The meta description is never a direct ranking signal. Its job is to earn the click once you're already on the SERP. Google uses it as one candidate among several: the tag you wrote, a passage from the page that matches the query, or a generated summary built from the page content.

Google's own research (published 2017 and restated in 2024) says about 70% of shown snippets are not the declared meta description — the query-matching passage won a coin flip most of the time. That doesn't mean meta descriptions are useless: they dominate for brand queries, navigational queries, and pages where no on-page passage matches the query well.

Optimize for three things:

  1. Clarity — if the user reads only this sentence, do they know what the page delivers?
  2. Differentiation — what do you offer that the other 9 results don't?
  3. Soft CTA — action verb, specific benefit, matching the query intent (how-to, comparison, checklist, etc.).
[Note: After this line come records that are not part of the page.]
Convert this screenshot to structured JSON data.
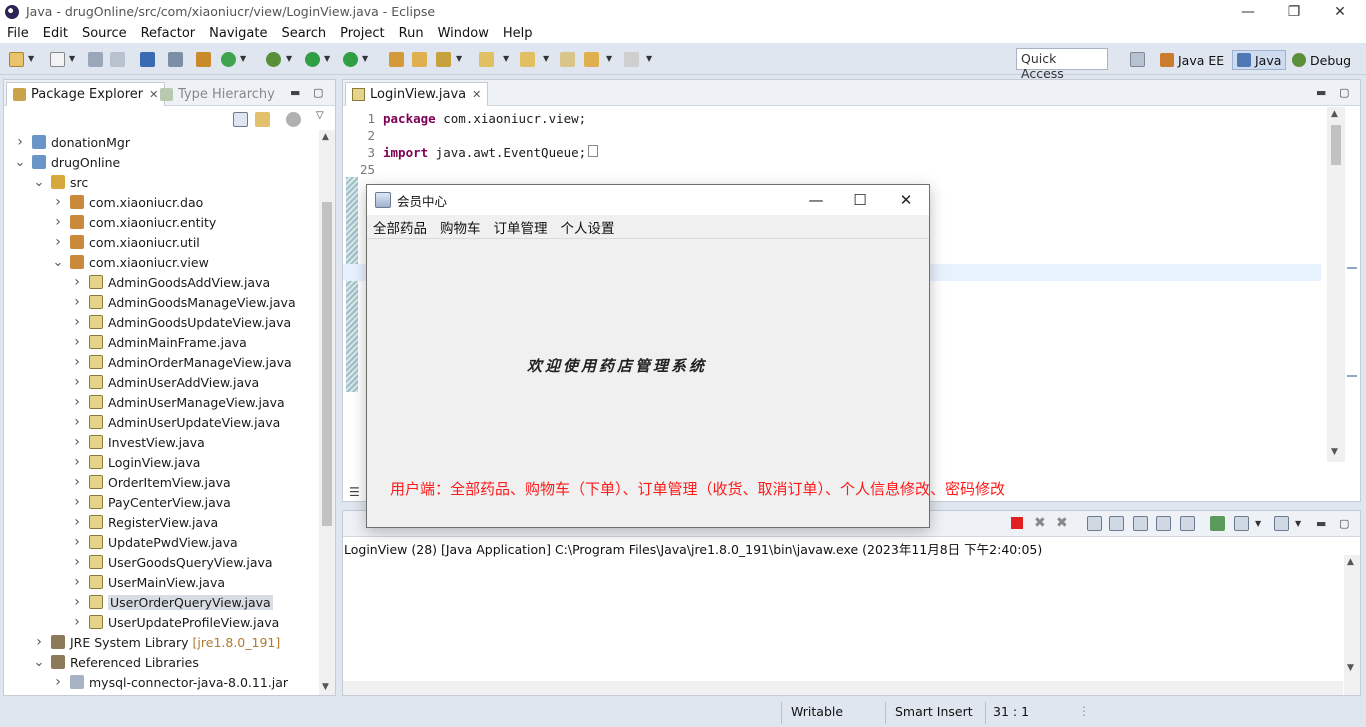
{
  "window": {
    "title": "Java - drugOnline/src/com/xiaoniucr/view/LoginView.java - Eclipse",
    "min": "—",
    "max": "❐",
    "close": "✕"
  },
  "menu": [
    "File",
    "Edit",
    "Source",
    "Refactor",
    "Navigate",
    "Search",
    "Project",
    "Run",
    "Window",
    "Help"
  ],
  "toolbar": {
    "quick_access": "Quick Access",
    "perspectives": [
      "Java EE",
      "Java",
      "Debug"
    ],
    "active_perspective": "Java"
  },
  "package_explorer": {
    "tabs": [
      "Package Explorer",
      "Type Hierarchy"
    ],
    "tree": [
      {
        "label": "donationMgr",
        "expanded": false,
        "icon": "project-icon"
      },
      {
        "label": "drugOnline",
        "expanded": true,
        "icon": "project-icon"
      },
      {
        "label": "src",
        "expanded": true,
        "icon": "source-folder-icon"
      },
      {
        "label": "com.xiaoniucr.dao",
        "expanded": false,
        "icon": "package-icon"
      },
      {
        "label": "com.xiaoniucr.entity",
        "expanded": false,
        "icon": "package-icon"
      },
      {
        "label": "com.xiaoniucr.util",
        "expanded": false,
        "icon": "package-icon"
      },
      {
        "label": "com.xiaoniucr.view",
        "expanded": true,
        "icon": "package-icon"
      },
      {
        "label": "AdminGoodsAddView.java",
        "icon": "java-file-icon"
      },
      {
        "label": "AdminGoodsManageView.java",
        "icon": "java-file-icon"
      },
      {
        "label": "AdminGoodsUpdateView.java",
        "icon": "java-file-icon"
      },
      {
        "label": "AdminMainFrame.java",
        "icon": "java-file-icon"
      },
      {
        "label": "AdminOrderManageView.java",
        "icon": "java-file-icon"
      },
      {
        "label": "AdminUserAddView.java",
        "icon": "java-file-icon"
      },
      {
        "label": "AdminUserManageView.java",
        "icon": "java-file-icon"
      },
      {
        "label": "AdminUserUpdateView.java",
        "icon": "java-file-icon"
      },
      {
        "label": "InvestView.java",
        "icon": "java-file-icon"
      },
      {
        "label": "LoginView.java",
        "icon": "java-file-icon"
      },
      {
        "label": "OrderItemView.java",
        "icon": "java-file-icon"
      },
      {
        "label": "PayCenterView.java",
        "icon": "java-file-icon"
      },
      {
        "label": "RegisterView.java",
        "icon": "java-file-icon"
      },
      {
        "label": "UpdatePwdView.java",
        "icon": "java-file-icon"
      },
      {
        "label": "UserGoodsQueryView.java",
        "icon": "java-file-icon"
      },
      {
        "label": "UserMainView.java",
        "icon": "java-file-icon"
      },
      {
        "label": "UserOrderQueryView.java",
        "icon": "java-file-icon",
        "selected": true
      },
      {
        "label": "UserUpdateProfileView.java",
        "icon": "java-file-icon"
      },
      {
        "label": "JRE System Library",
        "suffix": "[jre1.8.0_191]",
        "expanded": false,
        "icon": "library-icon"
      },
      {
        "label": "Referenced Libraries",
        "expanded": true,
        "icon": "library-icon"
      },
      {
        "label": "mysql-connector-java-8.0.11.jar",
        "expanded": false,
        "icon": "jar-icon"
      }
    ]
  },
  "editor": {
    "tab": "LoginView.java",
    "lines": [
      {
        "num": "1",
        "kw": "package",
        "text": " com.xiaoniucr.view;"
      },
      {
        "num": "2",
        "kw": "",
        "text": ""
      },
      {
        "num": "3",
        "kw": "import",
        "text": " java.awt.EventQueue;"
      },
      {
        "num": "25",
        "kw": "",
        "text": ""
      }
    ]
  },
  "console": {
    "launch": "LoginView (28) [Java Application] C:\\Program Files\\Java\\jre1.8.0_191\\bin\\javaw.exe (2023年11月8日 下午2:40:05)"
  },
  "dialog": {
    "title": "会员中心",
    "menu": [
      "全部药品",
      "购物车",
      "订单管理",
      "个人设置"
    ],
    "welcome": "欢迎使用药店管理系统"
  },
  "annotation": "用户端：全部药品、购物车（下单）、订单管理（收货、取消订单）、个人信息修改、密码修改",
  "status": {
    "writable": "Writable",
    "insert_mode": "Smart Insert",
    "position": "31 : 1"
  },
  "colors": {
    "annotation": "#ff1a1a",
    "keyword": "#7f0055",
    "chrome": "#dfe6f0"
  }
}
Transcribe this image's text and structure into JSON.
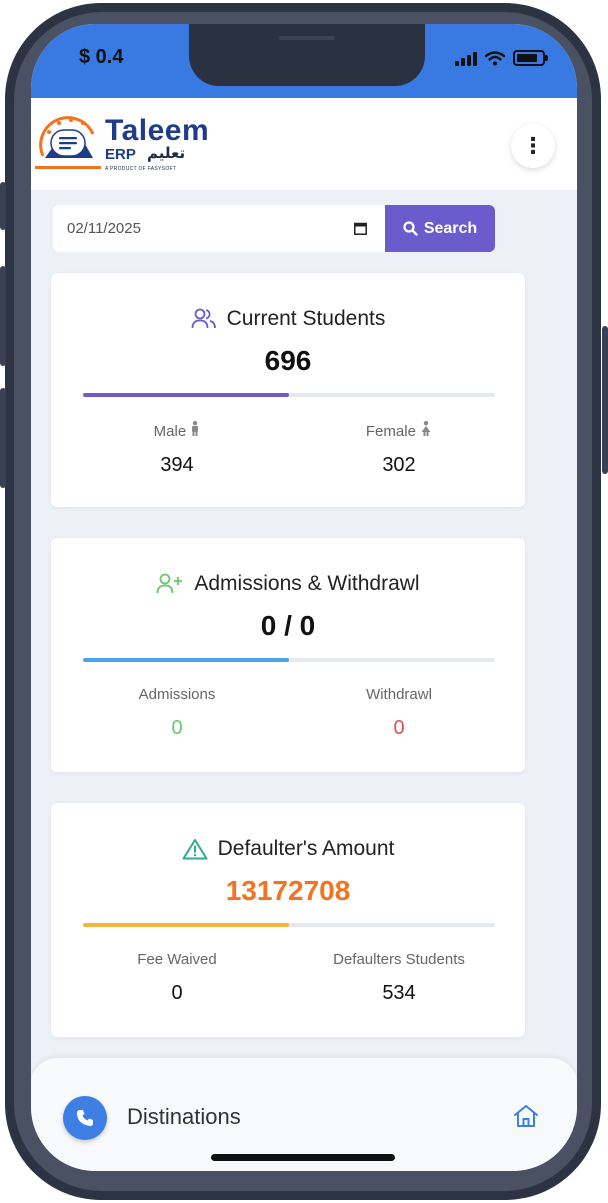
{
  "status": {
    "time": "$ 0.4"
  },
  "header": {
    "logo_title": "Taleem",
    "logo_erp": "ERP",
    "logo_arabic": "تعليم",
    "logo_sub": "A PRODUCT OF FASYSOFT",
    "menu_glyph": "⋮"
  },
  "search": {
    "date_value": "02/11/2025",
    "button_label": "Search"
  },
  "cards": {
    "current_students": {
      "title": "Current Students",
      "value": "696",
      "progress": 0.5,
      "left_label": "Male",
      "left_value": "394",
      "right_label": "Female",
      "right_value": "302"
    },
    "admissions": {
      "title": "Admissions & Withdrawl",
      "value": "0 / 0",
      "progress": 0.5,
      "left_label": "Admissions",
      "left_value": "0",
      "right_label": "Withdrawl",
      "right_value": "0"
    },
    "defaulters": {
      "title": "Defaulter's Amount",
      "value": "13172708",
      "progress": 0.5,
      "left_label": "Fee Waived",
      "left_value": "0",
      "right_label": "Defaulters Students",
      "right_value": "534"
    }
  },
  "bottom": {
    "label": "Distinations"
  },
  "colors": {
    "status_bar": "#3979e2",
    "primary": "#6b5bcc",
    "students_progress": "#6b5bcc",
    "admissions_progress": "#4da3f0",
    "defaulters_progress": "#f5b53d",
    "defaulters_value": "#f5731f",
    "admissions_value": "#6cc66c",
    "withdrawl_value": "#e0524f"
  },
  "icons": {
    "students": "users-icon",
    "admissions": "user-plus-icon",
    "defaulters": "alert-triangle-icon",
    "calendar": "calendar-icon",
    "search": "search-icon",
    "call": "phone-icon",
    "home": "home-icon"
  }
}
Character budget fluctuates: Google shows 150-160 on desktop, 130-140 on mobile. Write to 155 and you're safe. The tag is rendered as a <meta> void element — keep it UTF-8 plain text, avoid emojis unless they align with the product voice (they're fragile in the SERP preview).

Common misconceptions

  • "Meta descriptions are a ranking factor." They aren't, and Google has said so repeatedly. Good CTR is a user-signal they can observe — indirect lift only.
  • "Google always shows what I wrote." Not even close. If the query is informational and your description isn't query-specific, Google picks a passage from the body. Write paragraphs that work as standalone snippets for your target queries.
  • "Missing meta description = Google picks randomly." Google picks the best query-matching passage. Often that's better than a weak meta description. Skip it on pages where you can't write something better than the body's opening paragraph.
  • "Keyword stuff it for rankings." You'll trigger truncation and get rewritten anyway. Write for humans.